Hello dads,
I’ll be a dad myself shortly, and it’s entirely planned, we discussed the idea and then worked towards making it happen. My wife is over the moon and loving the whole process and I’m struggling to see it as a positive change. All I’m seeing is more bills and tasks.
I want to be excited and enthusiastic during the pregnancy (and of course afterwards) but I’m struggling to see this as a positive change for our next - at least - 5 years.
It’s causing some stress between my wife and I, when really I’d much prefer we were bonding now in preparation for the stress our relationship is going to need to endure after the baby arrives.
I guess this is partly just venting, I feel like anyone I know that I might say this to, would think I’m a bad person considering it was entirely planned and now I’m not feeling it after its too late to undo, but if anyone has some ideas on how I can focus more on the positives (I do see them… watching their personality growing, seeing the world from their fresh perspective, a sense of investment in the future, etc. I just struggle to focus on them) of this and less on the incoming bills and sleepless night and relationship stress, so my wife and I can bond, it’d mean a lot to me.

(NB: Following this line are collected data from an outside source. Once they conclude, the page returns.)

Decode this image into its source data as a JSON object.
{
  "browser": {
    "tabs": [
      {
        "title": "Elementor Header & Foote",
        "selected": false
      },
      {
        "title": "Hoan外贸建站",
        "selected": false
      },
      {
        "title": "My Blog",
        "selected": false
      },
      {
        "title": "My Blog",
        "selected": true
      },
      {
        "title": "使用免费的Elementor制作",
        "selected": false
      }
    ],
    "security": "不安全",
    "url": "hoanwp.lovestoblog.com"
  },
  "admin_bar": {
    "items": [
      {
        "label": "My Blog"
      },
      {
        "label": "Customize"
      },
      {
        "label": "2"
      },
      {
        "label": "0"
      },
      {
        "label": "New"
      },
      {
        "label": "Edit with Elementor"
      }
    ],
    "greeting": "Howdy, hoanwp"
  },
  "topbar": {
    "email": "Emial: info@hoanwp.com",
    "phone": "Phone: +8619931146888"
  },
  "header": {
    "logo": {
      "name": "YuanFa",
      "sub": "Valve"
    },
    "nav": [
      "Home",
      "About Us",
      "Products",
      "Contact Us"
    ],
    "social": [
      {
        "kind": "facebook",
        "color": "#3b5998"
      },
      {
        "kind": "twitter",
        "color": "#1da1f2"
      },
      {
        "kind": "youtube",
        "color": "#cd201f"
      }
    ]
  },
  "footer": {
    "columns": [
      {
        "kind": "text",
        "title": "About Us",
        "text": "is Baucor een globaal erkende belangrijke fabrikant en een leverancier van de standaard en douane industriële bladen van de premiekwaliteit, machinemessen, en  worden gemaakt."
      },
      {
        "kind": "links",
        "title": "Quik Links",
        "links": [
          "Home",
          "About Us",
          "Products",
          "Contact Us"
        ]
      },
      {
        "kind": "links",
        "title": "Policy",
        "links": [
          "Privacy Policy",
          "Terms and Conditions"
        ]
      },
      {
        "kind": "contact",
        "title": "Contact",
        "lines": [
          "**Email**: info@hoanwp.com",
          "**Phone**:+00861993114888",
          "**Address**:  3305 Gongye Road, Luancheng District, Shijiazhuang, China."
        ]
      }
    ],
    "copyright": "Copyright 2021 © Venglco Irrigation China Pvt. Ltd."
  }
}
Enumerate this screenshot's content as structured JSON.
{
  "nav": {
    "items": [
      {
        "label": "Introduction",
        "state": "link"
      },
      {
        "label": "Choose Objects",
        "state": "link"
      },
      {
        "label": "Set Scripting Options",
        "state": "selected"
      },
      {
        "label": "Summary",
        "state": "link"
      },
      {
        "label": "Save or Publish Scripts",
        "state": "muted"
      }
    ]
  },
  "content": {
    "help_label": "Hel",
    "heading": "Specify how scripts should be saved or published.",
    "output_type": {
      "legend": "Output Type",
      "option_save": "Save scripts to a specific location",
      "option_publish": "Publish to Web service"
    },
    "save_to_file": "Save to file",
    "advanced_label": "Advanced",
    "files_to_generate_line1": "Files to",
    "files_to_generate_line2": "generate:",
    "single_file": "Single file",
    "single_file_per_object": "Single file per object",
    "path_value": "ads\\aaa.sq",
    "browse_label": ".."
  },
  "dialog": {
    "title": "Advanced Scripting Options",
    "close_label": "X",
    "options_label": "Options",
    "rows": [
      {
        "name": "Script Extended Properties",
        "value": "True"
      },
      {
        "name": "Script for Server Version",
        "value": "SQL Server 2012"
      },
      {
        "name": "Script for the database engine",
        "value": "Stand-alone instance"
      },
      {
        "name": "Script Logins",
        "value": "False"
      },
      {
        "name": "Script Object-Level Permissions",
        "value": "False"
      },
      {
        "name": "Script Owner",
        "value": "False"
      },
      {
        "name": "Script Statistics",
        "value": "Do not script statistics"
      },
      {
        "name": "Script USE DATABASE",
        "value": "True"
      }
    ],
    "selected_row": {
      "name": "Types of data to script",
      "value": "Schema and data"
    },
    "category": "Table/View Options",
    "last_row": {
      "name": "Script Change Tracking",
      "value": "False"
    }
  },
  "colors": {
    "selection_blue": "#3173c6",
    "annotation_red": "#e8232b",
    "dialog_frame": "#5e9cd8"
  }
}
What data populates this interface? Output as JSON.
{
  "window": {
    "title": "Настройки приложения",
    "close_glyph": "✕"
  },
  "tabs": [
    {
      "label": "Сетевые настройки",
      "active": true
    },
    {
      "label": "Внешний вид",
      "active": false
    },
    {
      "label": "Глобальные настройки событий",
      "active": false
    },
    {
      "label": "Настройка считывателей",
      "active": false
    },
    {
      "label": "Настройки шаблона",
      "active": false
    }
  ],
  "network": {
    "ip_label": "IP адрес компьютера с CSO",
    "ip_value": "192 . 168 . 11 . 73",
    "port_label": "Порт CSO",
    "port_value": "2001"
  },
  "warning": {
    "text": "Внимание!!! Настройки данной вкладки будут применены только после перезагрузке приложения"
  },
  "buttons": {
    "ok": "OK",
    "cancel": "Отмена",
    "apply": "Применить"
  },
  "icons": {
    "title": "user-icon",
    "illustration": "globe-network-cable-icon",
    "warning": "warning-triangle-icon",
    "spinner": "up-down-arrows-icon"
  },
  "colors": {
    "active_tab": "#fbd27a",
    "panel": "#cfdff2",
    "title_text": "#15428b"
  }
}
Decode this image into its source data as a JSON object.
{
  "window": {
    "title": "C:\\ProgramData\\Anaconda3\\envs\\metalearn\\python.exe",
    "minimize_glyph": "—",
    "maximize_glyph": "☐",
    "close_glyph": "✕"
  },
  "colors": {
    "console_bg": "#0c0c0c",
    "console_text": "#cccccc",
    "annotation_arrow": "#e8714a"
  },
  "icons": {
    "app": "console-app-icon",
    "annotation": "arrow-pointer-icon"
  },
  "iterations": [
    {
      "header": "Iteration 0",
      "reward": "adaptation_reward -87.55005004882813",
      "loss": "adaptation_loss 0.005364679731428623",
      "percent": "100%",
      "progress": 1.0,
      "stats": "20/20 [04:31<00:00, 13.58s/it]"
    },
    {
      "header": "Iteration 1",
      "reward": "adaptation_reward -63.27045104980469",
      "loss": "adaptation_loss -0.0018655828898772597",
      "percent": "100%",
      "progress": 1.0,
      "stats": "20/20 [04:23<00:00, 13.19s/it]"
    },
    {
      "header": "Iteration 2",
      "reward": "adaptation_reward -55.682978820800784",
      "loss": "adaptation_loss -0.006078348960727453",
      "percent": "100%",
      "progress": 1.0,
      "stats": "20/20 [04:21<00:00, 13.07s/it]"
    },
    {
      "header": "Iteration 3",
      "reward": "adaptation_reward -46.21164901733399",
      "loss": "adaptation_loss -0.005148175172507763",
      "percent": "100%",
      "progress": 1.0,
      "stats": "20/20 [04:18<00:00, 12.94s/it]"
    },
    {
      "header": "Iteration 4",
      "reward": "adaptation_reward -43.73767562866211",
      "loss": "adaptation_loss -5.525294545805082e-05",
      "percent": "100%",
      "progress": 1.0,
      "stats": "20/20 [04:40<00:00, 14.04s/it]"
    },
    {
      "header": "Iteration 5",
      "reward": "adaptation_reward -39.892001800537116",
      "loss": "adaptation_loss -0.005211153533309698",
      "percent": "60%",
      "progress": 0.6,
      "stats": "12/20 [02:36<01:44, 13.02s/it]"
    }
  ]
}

I’m also concerned that I’m seeing the baby as a problem instead of a… Source of joy? and that this might mean I don’t really have a natural parental instinct, so I won’t love it like I should, but instead see it as a series of chores and costs and problems.
Your feeling is completely rational. Your life will be more difficult for the next 4 years. And after that it will still be difficult but you’ll just kind of be better equipped to manage it.
When your kid is born, you will get a nice hit of oxytocin for a few weeks. It will help a bit but don’t expect to fall instantly in love with a newborn who doesn’t smile at you and sucks all the energy out of your wife. For me I really fell in love with my kid around 9 months, making her giggle.
Find an outlet. For me it was to run a mile and then knock one out in the shower. In total the run and shower took only 20-25 minutes. Useful for later term pregnancy and also the first 6 months with a newborn. Anyway you need a way to reset yourself into a positive state.